Karena memiliki keyakinan bahwa lahan pasir itu bisa ditanami, pria berkumis tipis ini tak peduli omongan orang. Ia ingin mewujudkan mimpi besarnya bahwa suatu saat akan bisa membiayai anak sekolah dan kuliah dari hasil panen di lahan itu.

Masalah terbesar menanam di lahan pasir adalah penyiraman air. Awalnya, Sumarna dan petani lain masih menggunakan cara tradisional menyiram tanaman cabai, terong, jagung, kangkung dan lainnya menggunakan gembor. Pasir yang panas dan tak bisa menyimpan air membuat penyiraman harus rutin dilakukan yakni pagi dan sore.
“Tapi cara ini sangat melelahkan dan lama karena mengangkut air dari penampungan pakai gembor. Untuk sekali penyiraman di lahan 1.000 meter persegi butuh sekitar 800 gembor dengan waktu 3 jam,” katanya. Kemudian ia berinovasi menggunakan mesin pompa untuk menggantikan gembor. Pompa dihubungkan dengan selang angin untuk mendistribuskan air.
Cara ini terbukti membuat waktu penyiraman lebih cepat dan menghemat tenaga tak perlu capek-capek mengangkut air. Meski efektif menghemat waktu dan tenaga, inovasi ini memiliki kelemahan yakni biaya bahan bakar yang tinggi.
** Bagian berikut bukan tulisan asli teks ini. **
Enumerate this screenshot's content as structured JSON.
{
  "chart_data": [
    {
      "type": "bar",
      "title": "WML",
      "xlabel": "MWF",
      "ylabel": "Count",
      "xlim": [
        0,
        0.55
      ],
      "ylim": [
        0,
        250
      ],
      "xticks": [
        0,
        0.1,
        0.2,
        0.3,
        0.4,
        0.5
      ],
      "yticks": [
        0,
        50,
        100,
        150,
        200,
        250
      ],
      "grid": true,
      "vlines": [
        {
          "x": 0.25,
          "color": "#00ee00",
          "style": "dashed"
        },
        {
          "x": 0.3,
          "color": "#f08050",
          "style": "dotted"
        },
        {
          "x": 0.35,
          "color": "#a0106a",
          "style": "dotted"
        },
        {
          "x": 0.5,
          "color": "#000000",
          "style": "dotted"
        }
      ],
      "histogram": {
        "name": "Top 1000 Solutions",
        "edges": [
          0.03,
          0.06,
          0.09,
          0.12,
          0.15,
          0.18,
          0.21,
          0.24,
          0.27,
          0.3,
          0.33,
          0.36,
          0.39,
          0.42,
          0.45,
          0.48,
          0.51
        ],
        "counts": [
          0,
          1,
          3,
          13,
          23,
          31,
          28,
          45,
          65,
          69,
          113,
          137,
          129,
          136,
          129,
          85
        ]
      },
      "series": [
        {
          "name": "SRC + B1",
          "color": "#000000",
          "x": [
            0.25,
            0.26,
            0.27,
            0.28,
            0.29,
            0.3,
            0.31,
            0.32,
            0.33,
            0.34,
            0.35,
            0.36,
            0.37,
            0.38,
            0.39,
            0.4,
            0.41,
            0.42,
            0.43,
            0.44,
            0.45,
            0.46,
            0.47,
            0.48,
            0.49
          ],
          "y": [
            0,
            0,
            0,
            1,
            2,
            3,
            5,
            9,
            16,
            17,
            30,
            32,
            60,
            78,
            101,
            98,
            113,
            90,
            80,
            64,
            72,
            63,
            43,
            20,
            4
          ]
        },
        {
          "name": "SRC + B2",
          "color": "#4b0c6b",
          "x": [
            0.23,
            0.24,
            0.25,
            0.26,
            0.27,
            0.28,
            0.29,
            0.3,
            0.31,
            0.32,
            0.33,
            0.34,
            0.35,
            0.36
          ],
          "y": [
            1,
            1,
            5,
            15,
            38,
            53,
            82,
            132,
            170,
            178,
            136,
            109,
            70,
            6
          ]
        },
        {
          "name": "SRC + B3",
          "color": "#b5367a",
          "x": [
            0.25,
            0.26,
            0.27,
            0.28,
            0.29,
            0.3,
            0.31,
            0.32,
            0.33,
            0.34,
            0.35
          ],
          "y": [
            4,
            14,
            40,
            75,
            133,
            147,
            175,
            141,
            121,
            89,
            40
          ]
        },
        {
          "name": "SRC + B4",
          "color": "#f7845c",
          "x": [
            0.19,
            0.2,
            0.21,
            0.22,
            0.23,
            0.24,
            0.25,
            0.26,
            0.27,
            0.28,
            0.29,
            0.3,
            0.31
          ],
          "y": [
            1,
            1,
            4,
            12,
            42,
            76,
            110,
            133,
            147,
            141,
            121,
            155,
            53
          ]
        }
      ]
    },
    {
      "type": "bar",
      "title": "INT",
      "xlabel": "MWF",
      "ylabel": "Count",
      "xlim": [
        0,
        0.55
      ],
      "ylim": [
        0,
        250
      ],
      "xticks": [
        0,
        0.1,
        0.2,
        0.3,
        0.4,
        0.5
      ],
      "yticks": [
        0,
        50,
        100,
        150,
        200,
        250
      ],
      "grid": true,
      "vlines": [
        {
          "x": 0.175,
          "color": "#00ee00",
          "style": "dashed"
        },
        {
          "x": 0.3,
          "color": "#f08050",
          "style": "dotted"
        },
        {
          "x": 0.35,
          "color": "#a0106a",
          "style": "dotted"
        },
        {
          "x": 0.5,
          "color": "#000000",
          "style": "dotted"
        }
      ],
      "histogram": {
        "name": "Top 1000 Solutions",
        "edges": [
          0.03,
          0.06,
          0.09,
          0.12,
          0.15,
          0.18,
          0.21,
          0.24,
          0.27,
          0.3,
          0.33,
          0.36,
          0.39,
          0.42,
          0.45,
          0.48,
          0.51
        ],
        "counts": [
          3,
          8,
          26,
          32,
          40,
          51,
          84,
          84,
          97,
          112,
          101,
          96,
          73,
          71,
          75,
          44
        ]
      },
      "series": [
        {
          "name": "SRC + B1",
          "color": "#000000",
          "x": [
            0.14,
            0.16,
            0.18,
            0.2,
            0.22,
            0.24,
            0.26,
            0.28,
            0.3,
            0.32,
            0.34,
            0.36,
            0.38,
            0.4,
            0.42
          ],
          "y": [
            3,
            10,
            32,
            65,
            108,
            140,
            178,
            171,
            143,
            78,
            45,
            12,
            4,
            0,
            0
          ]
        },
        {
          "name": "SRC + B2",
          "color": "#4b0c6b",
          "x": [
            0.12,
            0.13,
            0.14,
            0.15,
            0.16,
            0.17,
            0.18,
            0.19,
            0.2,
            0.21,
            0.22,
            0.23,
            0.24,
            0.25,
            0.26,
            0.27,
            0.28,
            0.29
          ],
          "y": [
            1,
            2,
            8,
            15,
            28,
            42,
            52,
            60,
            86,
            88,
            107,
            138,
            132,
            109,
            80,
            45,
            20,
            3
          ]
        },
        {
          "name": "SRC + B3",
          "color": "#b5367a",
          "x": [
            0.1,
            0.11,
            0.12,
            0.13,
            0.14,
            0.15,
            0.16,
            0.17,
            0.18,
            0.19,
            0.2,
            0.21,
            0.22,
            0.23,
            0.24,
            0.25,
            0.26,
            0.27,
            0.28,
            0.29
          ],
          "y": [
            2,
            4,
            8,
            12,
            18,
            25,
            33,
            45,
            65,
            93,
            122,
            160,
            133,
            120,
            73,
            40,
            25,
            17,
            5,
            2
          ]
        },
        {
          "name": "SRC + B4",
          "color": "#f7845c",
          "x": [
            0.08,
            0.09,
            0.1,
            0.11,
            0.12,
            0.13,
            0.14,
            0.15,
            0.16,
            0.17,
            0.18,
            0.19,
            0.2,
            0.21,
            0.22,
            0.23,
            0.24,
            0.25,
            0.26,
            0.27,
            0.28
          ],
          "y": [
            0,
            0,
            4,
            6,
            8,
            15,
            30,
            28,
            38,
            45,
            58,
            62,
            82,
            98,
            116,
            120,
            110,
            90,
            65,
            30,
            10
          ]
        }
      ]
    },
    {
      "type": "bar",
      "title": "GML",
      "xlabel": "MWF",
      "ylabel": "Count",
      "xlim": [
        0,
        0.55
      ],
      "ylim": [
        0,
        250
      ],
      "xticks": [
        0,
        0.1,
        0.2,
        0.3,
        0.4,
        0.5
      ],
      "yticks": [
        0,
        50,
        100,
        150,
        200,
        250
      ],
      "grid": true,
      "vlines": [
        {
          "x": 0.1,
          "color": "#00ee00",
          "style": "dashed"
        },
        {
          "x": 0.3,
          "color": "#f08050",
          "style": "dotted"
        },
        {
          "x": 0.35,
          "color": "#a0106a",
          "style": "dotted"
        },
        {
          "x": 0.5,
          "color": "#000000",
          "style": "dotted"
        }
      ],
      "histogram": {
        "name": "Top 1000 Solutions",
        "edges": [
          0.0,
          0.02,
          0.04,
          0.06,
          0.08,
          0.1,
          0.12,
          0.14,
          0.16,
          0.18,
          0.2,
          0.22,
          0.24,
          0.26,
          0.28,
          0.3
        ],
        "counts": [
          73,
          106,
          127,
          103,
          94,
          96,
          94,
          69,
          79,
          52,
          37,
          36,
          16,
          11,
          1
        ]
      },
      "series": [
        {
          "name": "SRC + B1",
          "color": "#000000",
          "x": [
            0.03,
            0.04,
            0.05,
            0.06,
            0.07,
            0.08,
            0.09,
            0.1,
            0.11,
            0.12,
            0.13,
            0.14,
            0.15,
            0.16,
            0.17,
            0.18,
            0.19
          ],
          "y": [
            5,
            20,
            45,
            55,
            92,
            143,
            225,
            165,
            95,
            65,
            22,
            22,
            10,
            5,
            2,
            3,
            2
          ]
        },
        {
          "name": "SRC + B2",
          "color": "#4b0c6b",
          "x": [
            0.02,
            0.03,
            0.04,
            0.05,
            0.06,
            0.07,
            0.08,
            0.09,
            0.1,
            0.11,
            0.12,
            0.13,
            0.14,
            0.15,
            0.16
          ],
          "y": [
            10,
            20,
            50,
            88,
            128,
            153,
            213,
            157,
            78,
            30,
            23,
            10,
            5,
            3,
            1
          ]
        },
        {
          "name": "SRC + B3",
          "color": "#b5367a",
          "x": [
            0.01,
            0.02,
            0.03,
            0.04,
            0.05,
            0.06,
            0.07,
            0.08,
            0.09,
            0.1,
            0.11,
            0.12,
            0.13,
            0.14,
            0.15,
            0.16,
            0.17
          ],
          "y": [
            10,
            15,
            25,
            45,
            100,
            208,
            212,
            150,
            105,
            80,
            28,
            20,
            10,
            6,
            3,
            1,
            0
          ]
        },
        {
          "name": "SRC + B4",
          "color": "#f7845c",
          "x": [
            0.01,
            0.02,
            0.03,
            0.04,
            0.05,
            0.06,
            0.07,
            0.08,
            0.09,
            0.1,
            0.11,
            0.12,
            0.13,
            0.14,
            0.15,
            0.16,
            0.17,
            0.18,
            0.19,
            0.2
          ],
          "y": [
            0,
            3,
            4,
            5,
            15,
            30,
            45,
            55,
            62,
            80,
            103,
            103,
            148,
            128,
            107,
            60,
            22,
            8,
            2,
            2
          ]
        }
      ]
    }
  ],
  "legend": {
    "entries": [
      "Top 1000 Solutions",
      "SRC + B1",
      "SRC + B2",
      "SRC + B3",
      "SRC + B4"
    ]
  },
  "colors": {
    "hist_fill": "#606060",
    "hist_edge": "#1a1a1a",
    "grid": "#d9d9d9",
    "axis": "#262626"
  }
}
Sumarna kemudian terus mengutak-atik mencari formula terbaik. Bahan bakar pompa berkali-kali ia ganti mulai dari menggunakan premium, kemudian solar hingga elpiji. “Kalau pakai premium dan solar, kadang petani dilarang beli pakai jerigen di SPBU. Sementara elpiji susah dicari kalau langka,” ujarnya.

Menggunakan Listrik
Ia kemudian berpikir untuk menggunakan listrik sebagai sumber tenaga untuk menggerakkan pompa. Awalnya, ia menggunakan listrik tenaga surya. Sekitar dua tahun berjalan, biaya perawatan yang sangat tinggi membuat cara ini tak lagi berlanjut.
“Selama empat tahun berjalan, saya terus merugi. Tapi saat saya cermati, dari tahun ke tahun angka kerugian terus mengecil. Makanya saya yakin untuk jalan terus,” jelasnya. Sumarna sampai pada satu kesimpulan bahwa listrik adalah sumber energi terbaik, murah dan ramah lingkungan untuk menggerakkan pompa.
Apalagi saat itu ia telah menemukan inovasi yakni teknik penyiraman di lahan pasir yang bisa menghasilkan panen melimpah berkualitas namun biaya rendah.
Teknik itu adalah sistem irigasi kabut, yakni penyiraman menggunakan selang yang diberi lubang kecil sehingga menyeburkan air seperti kabut. Inovasi bisa berjalan maksimal jika ada listrik.